In other words, the relay technician can sell the protection system to the client, install it, test it, commission it; do everything except calculate the setting levels to apply. Often, this came as something of a let down to the client - a case of "why did you not tell us this when you submitted your quote for the project?"
As a young JW, I heard every explanation as to why a College Education "was not necessary" - even to the point that, supposedly, "you can get paid more for unskilled work, than skilled work." It did not take me long to figure out that this was nonsense, of course! Where I currently work, a Graduate Engineer's income is roughly double that of a Licensed Electrician (and more than double that of a Mechanical Fitter). A tradesman could get the same remuneration as that by taking on remote site work (as I did for a number of years), but even on remote sites, a Graduate Engineer's rates are correspondingly higher again. During the recession of the early 1990s, in order to get any sort of a decent paying job at all, I had to take on remote site work (without Degree level qualifications, there was just nothing else available during those years).

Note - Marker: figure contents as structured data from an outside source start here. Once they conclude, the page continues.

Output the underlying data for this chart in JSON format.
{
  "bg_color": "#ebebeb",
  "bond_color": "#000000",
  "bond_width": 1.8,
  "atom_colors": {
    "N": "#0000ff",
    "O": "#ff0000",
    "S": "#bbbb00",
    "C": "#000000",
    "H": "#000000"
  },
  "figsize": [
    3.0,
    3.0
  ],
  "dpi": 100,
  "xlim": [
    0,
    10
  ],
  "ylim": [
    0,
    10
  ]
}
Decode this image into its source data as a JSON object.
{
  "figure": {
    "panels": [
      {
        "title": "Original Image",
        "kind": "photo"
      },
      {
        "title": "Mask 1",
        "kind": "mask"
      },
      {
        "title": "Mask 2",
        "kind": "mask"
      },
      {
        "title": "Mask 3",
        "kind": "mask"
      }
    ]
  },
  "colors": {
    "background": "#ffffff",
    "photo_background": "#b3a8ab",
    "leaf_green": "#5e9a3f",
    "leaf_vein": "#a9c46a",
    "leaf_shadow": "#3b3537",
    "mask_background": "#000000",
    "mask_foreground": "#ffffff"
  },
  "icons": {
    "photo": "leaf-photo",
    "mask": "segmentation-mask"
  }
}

Unfortunately, this did not just drive another nail into the coffin of our family life - it stitched into it an entire row of nails. (I could write a whole book about that, but not right now!)
So, yes, having learned what I know from the "University of Hard Knocks", I do take an exceedingly dim view on those who are down on Higher Education.
On a positive note, I class myself as lucky as having been able to get into a trade (I was 24 when I began the apprenticeship). One only has to look through the door into the Production Area at the plant where I work to see what the alternative would have been:
- working on the Production Line in a Meat Packing plant is a grim prospect, with an even grimmer future to it; within the next five to ten years, most of that work will be performed by robots.